Sunday, February 14, 2021

This Is What You Get When State Law Conflicts With Federal Law

I'm not convinced that marijuana should be illegal.  Is it worse than whiskey?  I don't know.  But I do know many people who partake, and they seem to lead reasonable lives without any problems that I can trace to their particular vice.

If the feds legalized weed tomorrow, I wouldn't care.  If they said they were going to do a massive crackdown on businesses that sell it, I wouldn't care.  What I care about is having state laws that conflict with federal law, with no one enforcing the federal law.  When you have laws that you don't enforce, that breeds contempt for all laws.  Mixed messages is the smallest part of the problem.

So of course, my example comes from here in the DPRK:

What happened to Kelvin was the result of a vast gray area: For years, Californians could legally possess medical marijuana, but stores weren’t allowed to sell it—in fact, the whole supply chain bringing it to them was considered illegal. Now, even though the city and the state are licensing cannabis shops, Los Angeles continues to struggle with its legacy of legal confusion and selective enforcement. Businesses can appear legitimate, and even exist for years, without any legal license to operate. Many of the illegal shops are in Black and Latino neighborhoods, with their employees vulnerable to arrest while owners are shielded behind shell companies. So as police and prosecutors attempt to crack down on unlicensed dispensaries, they appear to be reproducing the very social inequalities that legalization was supposed to fix.

The illicit pot shop where Kelvin worked wasn’t an outlier: In fact, the majority of shops in LA are unlicensed.

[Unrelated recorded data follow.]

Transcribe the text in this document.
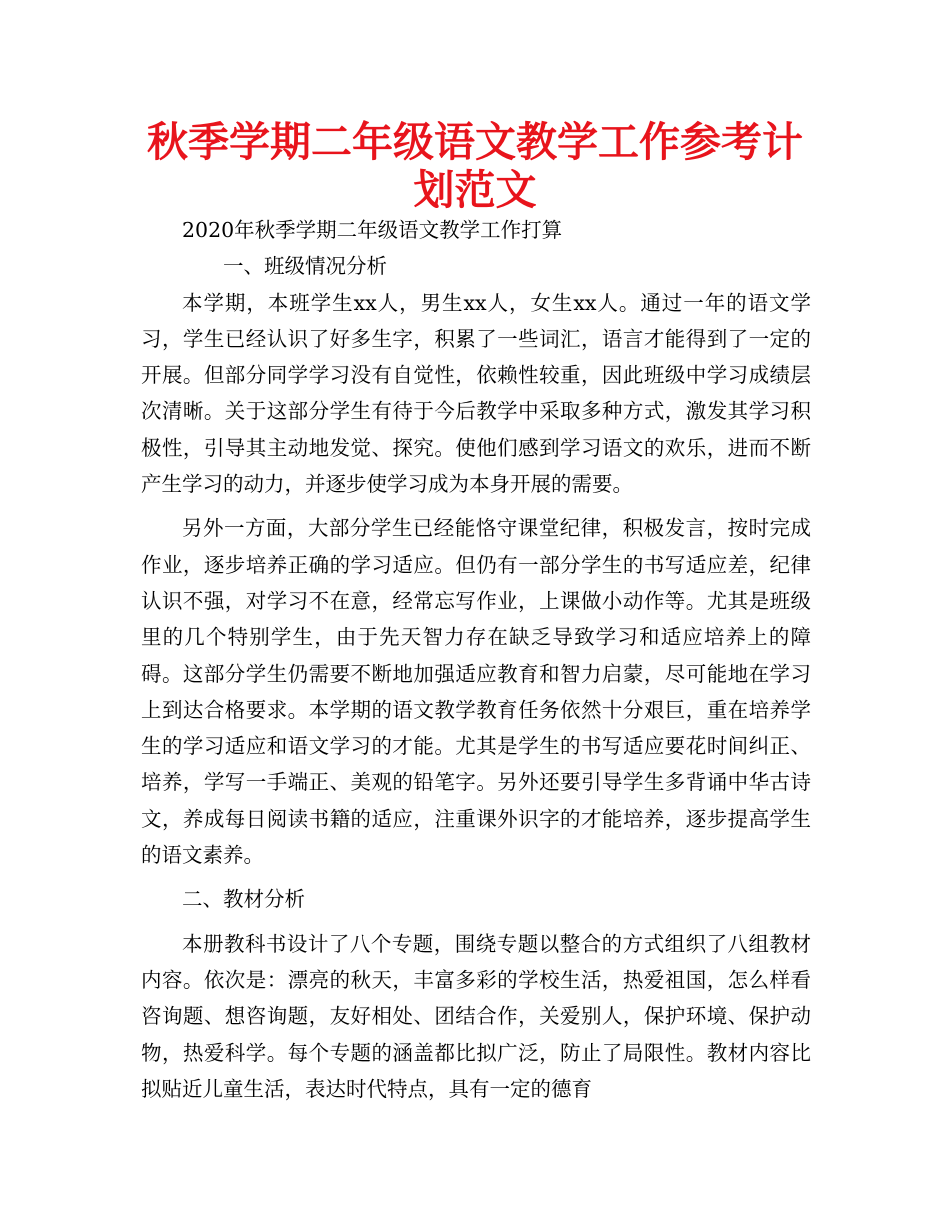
秋季学期二年级语文教学工作参考计划范文

2020年秋季学期二年级语文教学工作打算

一、班级情况分析

本学期，本班学生xx人，男生xx人，女生xx人。通过一年的语文学习，学生已经认识了好多生字，积累了一些词汇，语言才能得到了一定的开展。但部分同学学习没有自觉性，依赖性较重，因此班级中学习成绩层次清晰。关于这部分学生有待于今后教学中采取多种方式，激发其学习积极性，引导其主动地发觉、探究。使他们感到学习语文的欢乐，进而不断产生学习的动力，并逐步使学习成为本身开展的需要。

另外一方面，大部分学生已经能恪守课堂纪律，积极发言，按时完成作业，逐步培养正确的学习适应。但仍有一部分学生的书写适应差，纪律认识不强，对学习不在意，经常忘写作业，上课做小动作等。尤其是班级里的几个特别学生，由于先天智力存在缺乏导致学习和适应培养上的障碍。这部分学生仍需要不断地加强适应教育和智力启蒙，尽可能地在学习上到达合格要求。本学期的语文教学教育任务依然十分艰巨，重在培养学生的学习适应和语文学习的才能。尤其是学生的书写适应要花时间纠正、培养，学写一手端正、美观的铅笔字。另外还要引导学生多背诵中华古诗文，养成每日阅读书籍的适应，注重课外识字的才能培养，逐步提高学生的语文素养。

二、教材分析

本册教科书设计了八个专题，围绕专题以整合的方式组织了八组教材内容。依次是：漂亮的秋天，丰富多彩的学校生活，热爱祖国，怎么样看咨询题、想咨询题，友好相处、团结合作，关爱别人，保护环境、保护动物，热爱科学。每个专题的涵盖都比拟广泛，防止了局限性。教材内容比拟贴近儿童生活，表达时代特点，具有一定的德育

In the entire city, only 184 pot shops, less than 1 in 5, are licensed. Many Angelenos have no idea that the place they buy their cannabis—or in Kelvin’s case, report to work—might be operating outside the law. This gray-market section of the industry established itself over more than a decade, between about 2005 and 2018, when local politicians were reluctant to regulate an industry that was breaking federal law. Because it was technically OK by state law to provide pot to medical patients and receive a “donation” in return, and because many dispensary owners considered themselves activist entrepreneurs and took in a lot of money doing what they saw as civil disobedience, it was difficult for police to permanently shut down the new marketplace of brick-and-mortar shops. By the time the city managed to impose rules in 2018, creating a clear distinction for the public between legal and illegal businesses had become nearly impossible.

Stupid state laws (gotta love that "donation" idea) don't help. 

The feds should either enforce the law or change it.  The so-called gray area offers too much opportunity for graft, corruption, and selective enforcement.